Al Salone del Libro di Torino, tra autori, lettori e storie che si intrecciano, è arrivato anche lui — almeno con l’immaginazione: Cammello Caramello, il protagonista delle favole che insegnano a guardare il mondo con occhi più dolci.
Nato tra le dune del deserto Soffiavento, Caramello è un cammello curioso, sportivo e gentile, che ama ascoltare le storie degli altri.
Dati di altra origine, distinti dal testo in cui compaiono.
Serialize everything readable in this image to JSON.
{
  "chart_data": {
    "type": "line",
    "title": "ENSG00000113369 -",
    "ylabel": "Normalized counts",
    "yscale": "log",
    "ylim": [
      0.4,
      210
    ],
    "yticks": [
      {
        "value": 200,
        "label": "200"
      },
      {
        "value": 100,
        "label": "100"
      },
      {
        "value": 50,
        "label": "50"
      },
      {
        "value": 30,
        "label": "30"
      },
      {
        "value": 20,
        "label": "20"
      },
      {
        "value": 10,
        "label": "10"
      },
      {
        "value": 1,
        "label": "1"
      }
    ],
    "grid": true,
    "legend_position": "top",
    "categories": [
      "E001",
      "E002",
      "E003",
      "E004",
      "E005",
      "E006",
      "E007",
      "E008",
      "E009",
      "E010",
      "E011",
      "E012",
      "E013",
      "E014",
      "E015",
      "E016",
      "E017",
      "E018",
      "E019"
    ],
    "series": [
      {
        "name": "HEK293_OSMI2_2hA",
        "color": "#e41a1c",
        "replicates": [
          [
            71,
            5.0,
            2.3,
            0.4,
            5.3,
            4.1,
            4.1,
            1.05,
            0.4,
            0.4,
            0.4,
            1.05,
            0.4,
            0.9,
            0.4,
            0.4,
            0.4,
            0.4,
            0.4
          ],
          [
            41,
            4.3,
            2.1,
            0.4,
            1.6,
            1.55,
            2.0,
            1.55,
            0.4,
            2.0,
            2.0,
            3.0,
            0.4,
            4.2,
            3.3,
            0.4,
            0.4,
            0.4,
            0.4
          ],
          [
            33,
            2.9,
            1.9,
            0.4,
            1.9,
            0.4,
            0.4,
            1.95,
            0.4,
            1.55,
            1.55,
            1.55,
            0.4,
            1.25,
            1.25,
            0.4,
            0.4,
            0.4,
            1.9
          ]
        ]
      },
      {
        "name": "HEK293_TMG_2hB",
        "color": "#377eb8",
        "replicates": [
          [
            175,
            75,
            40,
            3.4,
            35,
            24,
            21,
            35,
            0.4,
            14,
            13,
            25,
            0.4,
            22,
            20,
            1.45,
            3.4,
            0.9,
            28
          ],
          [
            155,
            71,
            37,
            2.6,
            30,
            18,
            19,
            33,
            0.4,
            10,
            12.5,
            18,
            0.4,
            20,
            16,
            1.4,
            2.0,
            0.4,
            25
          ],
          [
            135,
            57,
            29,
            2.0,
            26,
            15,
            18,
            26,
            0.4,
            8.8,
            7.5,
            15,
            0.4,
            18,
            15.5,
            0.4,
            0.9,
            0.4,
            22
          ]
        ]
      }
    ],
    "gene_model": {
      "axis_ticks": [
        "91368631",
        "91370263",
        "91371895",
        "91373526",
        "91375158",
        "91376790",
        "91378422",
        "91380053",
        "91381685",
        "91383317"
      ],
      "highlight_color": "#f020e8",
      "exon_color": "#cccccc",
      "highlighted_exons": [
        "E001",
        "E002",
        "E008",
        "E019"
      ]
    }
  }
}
Quest’anno, la sua figura è diventata simbolo di un messaggio semplice ma potente: ogni storia vale, se nasce dal cuore.
Nel suo viaggio immaginario al Salone del Libro, Caramello incontra bambini, scrittori e illustratori, scoprendo che la fantasia non ha confini geografici. «Le parole sono come granelli di sabbia — dice — se le metti insieme, formano un mondo.»
Un modo poetico per ricordare che la cultura, come il deserto, è infinita: basta saperla attraversare con curiosità e rispetto.
Box “Il messaggio di Caramello”
«Ogni storia vale, se nasce dal cuore.»